Identifying False Positive Planet Detections from the Kepler Space Observatory
My Role: Lead Researcher
One of the final projects I worked on during graduate school was performing follow-up observations of potential exo-solar planets. As the lead for this project, I wrote the proposal for time as part of the SDSS-III survey, identified and provided the relevant targets, and performed the data analysis.
As part of this project, we observed over 150 potential planets to identify false positives and gain a better understanding of these targets' population. As part of this project, I automated an existing IDL pipeline and increased the data preparation throughput by 10x.
To the right is the first identified false positive I made during this project. For a time, I was probably the only person who knew that this second star existed which was very cool to think about.
Reducing False Positive Planet Detections by Identifying Stellar Noise Contributions
My Role: Lead Researcher
My second published scientific paper was written from the results of my second year project. For this project, we used a novel new technique to identify noise from stars and combined it with data from a NASA solar observatory satellite.

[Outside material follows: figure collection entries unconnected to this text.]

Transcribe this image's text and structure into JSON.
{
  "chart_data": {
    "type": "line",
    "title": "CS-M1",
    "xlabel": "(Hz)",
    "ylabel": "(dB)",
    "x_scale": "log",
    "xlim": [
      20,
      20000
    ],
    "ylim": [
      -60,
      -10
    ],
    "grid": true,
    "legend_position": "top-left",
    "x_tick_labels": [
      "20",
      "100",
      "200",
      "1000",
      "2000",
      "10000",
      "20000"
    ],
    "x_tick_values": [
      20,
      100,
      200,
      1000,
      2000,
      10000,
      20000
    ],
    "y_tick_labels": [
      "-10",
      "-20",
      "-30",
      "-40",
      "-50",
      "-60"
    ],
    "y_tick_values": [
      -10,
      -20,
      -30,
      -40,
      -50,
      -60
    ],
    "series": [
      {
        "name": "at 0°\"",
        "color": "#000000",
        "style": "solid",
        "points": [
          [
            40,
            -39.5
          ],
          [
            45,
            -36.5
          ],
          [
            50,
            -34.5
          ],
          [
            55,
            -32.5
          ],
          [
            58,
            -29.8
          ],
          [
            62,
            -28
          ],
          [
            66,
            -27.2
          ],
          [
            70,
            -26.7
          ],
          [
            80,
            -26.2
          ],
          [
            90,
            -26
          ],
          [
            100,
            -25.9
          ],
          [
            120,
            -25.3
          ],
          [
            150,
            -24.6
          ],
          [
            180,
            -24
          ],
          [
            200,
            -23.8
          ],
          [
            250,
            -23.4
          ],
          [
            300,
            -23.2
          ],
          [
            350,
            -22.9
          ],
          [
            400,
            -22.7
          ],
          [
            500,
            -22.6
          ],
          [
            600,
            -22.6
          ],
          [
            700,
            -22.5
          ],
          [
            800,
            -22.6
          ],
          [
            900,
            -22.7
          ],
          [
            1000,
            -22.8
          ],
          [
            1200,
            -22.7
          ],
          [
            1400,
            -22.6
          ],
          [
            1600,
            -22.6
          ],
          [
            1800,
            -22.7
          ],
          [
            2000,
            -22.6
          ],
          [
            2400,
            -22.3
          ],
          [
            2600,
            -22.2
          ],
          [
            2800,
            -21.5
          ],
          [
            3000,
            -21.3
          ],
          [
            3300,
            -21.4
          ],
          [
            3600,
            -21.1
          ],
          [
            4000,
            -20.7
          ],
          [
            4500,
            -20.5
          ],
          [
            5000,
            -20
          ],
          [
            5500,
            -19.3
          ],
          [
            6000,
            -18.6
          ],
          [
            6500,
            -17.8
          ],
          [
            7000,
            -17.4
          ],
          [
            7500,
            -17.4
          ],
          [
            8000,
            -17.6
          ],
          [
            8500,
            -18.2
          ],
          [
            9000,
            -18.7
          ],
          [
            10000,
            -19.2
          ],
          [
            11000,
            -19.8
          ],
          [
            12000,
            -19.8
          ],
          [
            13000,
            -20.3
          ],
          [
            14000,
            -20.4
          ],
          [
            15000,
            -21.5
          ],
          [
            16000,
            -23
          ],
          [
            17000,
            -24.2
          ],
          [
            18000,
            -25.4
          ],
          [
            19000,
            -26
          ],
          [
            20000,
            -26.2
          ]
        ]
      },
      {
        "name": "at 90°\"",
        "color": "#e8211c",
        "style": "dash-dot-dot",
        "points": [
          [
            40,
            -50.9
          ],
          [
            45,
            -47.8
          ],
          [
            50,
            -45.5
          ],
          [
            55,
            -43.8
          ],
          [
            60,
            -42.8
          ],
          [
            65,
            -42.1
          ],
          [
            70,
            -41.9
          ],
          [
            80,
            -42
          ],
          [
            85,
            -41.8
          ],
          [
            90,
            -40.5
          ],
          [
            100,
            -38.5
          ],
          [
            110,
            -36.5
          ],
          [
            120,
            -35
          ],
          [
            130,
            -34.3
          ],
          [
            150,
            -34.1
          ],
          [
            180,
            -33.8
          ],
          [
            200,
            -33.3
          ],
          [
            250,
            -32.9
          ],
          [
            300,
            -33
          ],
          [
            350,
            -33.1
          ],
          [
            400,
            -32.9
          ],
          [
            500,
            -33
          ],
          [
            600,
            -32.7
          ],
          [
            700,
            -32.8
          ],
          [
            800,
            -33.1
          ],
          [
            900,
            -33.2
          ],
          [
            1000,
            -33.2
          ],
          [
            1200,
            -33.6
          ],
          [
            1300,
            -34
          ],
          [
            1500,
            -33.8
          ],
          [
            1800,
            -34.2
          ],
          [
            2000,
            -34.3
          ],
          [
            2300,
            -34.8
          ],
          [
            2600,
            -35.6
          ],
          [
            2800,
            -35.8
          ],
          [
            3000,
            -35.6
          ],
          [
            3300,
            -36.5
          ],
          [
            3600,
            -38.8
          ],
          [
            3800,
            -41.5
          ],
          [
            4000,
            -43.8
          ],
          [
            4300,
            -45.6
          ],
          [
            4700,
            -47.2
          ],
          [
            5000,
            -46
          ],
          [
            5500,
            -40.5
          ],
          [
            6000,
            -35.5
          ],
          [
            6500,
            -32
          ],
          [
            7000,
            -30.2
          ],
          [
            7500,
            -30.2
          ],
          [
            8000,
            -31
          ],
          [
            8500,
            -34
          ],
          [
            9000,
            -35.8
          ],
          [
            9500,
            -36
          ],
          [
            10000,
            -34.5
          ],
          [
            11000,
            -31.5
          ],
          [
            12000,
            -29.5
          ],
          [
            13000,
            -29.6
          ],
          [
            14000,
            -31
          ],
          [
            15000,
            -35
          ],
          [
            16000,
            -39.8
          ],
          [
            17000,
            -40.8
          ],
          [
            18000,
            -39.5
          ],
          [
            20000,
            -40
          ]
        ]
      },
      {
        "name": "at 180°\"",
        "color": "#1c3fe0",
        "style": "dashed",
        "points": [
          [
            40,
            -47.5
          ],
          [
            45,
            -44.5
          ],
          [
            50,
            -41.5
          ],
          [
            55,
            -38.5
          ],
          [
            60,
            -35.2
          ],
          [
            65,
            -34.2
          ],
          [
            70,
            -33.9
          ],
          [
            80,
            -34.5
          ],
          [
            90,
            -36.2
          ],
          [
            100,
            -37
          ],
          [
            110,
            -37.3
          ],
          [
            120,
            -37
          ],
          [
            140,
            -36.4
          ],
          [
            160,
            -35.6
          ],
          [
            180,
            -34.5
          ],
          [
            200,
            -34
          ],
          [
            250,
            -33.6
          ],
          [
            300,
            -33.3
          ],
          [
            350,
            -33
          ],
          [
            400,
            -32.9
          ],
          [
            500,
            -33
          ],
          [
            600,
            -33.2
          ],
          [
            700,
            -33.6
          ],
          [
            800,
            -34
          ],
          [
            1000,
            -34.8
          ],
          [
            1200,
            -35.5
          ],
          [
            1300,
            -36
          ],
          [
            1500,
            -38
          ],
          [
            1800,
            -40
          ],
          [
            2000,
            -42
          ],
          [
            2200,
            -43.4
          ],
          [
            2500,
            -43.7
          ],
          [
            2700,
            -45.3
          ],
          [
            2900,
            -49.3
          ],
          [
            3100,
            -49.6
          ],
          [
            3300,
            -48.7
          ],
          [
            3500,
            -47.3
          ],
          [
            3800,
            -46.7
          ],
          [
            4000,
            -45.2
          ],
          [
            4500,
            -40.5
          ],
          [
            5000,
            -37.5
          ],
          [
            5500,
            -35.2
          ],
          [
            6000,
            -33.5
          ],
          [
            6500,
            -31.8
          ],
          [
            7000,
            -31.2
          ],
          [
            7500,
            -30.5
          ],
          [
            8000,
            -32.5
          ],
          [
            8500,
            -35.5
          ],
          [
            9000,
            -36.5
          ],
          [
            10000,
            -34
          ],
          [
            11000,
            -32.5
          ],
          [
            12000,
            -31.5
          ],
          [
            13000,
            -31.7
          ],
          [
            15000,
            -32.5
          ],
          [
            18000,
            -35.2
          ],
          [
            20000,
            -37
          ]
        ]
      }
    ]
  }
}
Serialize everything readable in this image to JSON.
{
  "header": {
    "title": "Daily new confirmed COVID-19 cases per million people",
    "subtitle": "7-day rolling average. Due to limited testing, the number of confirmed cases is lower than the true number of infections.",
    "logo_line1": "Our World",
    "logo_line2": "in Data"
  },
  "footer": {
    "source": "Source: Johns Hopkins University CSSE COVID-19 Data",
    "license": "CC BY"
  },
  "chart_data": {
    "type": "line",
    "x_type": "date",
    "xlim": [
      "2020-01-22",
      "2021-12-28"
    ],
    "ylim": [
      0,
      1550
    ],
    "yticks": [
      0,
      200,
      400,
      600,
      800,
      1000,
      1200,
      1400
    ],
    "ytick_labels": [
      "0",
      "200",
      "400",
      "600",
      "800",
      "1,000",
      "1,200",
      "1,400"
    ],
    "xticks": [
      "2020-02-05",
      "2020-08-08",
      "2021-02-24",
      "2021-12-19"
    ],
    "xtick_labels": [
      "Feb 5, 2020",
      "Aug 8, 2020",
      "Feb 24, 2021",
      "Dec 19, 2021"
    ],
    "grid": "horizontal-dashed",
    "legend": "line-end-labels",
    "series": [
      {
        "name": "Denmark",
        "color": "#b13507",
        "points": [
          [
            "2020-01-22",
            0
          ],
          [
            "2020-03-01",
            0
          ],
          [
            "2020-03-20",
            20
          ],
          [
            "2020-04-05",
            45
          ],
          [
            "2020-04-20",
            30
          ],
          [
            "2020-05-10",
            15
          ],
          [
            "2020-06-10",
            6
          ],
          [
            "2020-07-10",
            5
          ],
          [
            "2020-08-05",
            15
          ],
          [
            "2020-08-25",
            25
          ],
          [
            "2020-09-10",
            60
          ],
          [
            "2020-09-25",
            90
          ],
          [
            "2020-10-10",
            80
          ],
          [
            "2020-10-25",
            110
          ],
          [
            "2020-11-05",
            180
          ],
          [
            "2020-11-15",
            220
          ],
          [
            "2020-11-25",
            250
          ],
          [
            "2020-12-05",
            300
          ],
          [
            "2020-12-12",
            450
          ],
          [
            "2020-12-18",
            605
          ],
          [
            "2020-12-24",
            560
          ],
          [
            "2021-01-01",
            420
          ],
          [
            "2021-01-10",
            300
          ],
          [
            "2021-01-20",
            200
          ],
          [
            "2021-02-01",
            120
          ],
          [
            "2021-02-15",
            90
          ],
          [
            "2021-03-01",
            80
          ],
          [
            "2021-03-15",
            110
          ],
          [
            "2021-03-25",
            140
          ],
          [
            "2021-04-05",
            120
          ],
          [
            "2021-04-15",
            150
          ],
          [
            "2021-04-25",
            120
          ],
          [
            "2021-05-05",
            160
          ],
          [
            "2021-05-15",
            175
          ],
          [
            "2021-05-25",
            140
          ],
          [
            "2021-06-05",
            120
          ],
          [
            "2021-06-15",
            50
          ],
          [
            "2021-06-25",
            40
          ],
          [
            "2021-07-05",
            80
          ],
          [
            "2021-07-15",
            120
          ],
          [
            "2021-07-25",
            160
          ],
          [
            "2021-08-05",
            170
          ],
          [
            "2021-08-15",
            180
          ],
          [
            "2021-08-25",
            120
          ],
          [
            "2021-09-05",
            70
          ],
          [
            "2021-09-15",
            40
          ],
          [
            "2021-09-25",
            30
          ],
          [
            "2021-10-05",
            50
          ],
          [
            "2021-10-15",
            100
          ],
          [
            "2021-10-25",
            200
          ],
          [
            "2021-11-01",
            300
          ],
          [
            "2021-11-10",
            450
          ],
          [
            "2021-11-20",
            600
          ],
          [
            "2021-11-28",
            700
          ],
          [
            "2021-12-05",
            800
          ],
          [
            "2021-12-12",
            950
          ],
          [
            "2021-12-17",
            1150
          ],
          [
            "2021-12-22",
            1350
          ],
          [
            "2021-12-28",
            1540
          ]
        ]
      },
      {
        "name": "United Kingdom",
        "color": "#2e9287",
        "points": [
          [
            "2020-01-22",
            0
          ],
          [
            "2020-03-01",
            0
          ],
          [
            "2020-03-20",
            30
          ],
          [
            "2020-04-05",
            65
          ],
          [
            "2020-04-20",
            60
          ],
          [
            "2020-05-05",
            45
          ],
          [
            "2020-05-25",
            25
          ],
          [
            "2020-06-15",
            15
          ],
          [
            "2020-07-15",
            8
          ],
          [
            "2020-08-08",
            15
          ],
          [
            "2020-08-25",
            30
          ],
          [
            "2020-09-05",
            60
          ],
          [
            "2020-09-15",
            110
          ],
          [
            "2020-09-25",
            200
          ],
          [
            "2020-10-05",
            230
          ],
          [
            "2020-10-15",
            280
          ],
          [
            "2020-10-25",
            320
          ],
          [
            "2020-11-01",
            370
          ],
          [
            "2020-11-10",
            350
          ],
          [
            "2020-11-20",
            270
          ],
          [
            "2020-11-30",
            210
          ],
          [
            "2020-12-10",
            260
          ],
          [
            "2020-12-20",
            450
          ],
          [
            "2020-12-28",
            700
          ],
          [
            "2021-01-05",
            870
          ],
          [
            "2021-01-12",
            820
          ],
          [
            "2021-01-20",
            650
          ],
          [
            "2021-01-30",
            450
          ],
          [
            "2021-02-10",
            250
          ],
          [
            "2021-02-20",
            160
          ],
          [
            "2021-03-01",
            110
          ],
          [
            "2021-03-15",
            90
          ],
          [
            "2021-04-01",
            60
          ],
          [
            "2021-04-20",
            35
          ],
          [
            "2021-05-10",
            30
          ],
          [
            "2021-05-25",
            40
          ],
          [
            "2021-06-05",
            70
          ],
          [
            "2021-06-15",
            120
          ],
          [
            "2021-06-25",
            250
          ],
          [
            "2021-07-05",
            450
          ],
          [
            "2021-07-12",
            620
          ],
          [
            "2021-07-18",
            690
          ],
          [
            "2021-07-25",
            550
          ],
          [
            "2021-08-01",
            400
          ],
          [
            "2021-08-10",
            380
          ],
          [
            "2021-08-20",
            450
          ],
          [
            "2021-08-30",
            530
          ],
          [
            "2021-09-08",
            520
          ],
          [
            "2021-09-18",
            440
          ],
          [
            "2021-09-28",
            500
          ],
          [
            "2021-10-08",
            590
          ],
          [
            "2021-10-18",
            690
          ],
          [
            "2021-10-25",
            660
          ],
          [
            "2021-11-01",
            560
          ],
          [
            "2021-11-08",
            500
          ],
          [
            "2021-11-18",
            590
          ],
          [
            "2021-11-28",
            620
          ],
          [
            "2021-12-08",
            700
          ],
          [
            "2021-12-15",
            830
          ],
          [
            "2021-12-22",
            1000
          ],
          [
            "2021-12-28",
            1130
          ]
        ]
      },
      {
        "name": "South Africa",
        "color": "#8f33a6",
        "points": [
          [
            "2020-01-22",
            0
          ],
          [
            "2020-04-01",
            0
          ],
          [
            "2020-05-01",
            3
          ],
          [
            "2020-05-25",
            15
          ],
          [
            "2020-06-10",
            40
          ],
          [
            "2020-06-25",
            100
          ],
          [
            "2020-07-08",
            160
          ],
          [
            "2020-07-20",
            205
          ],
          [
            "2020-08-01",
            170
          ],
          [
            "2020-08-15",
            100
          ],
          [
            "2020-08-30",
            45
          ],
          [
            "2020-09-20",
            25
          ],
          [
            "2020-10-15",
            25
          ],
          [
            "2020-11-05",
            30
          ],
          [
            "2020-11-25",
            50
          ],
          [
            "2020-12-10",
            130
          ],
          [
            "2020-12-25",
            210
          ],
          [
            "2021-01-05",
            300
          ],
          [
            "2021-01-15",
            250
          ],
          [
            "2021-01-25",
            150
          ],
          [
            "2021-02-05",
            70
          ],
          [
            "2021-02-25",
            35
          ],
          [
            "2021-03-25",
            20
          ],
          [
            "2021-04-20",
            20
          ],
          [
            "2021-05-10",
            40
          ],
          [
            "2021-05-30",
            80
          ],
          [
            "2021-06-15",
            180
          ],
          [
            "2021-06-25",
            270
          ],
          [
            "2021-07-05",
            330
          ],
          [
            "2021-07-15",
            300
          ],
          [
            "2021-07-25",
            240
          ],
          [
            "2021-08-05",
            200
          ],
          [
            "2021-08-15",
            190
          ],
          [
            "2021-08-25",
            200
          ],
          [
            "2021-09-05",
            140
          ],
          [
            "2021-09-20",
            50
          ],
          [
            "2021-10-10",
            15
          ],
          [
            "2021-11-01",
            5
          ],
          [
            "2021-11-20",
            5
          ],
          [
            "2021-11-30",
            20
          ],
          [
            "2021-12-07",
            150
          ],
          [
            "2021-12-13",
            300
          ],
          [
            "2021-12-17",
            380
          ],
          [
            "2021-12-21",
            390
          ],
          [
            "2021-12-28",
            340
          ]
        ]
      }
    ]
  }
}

Combining these, we were able to use the sun as a proxy and identify the wavelengths of light which produced the least amount of stellar noise. These observations could allow future instruments to be built that would reduce the chance of false positive planet detections.
Mapping Magnetic Fields in Galactic Molecular Clouds
My Role: Lead Researcher
As an undergraduate, I worked as part of the Galactic Plane Infrared Polarization Survey (GPIPS). My main research, and what later became my first published scientific paper, focused on combining the survey's data with data from 3 other surveys to create the first resolved map of magnetic field strengths in a molecular cloud.
These maps gave the first estimated strength of magnetic fields in molecular clouds. These measurements were important because up until these measurements, astronomers used rough estimates when simulating star formation. Now, we have an accurate method to measure these values which will help us better understand how stars are formed and what role the galactic magnetic field plays in that process.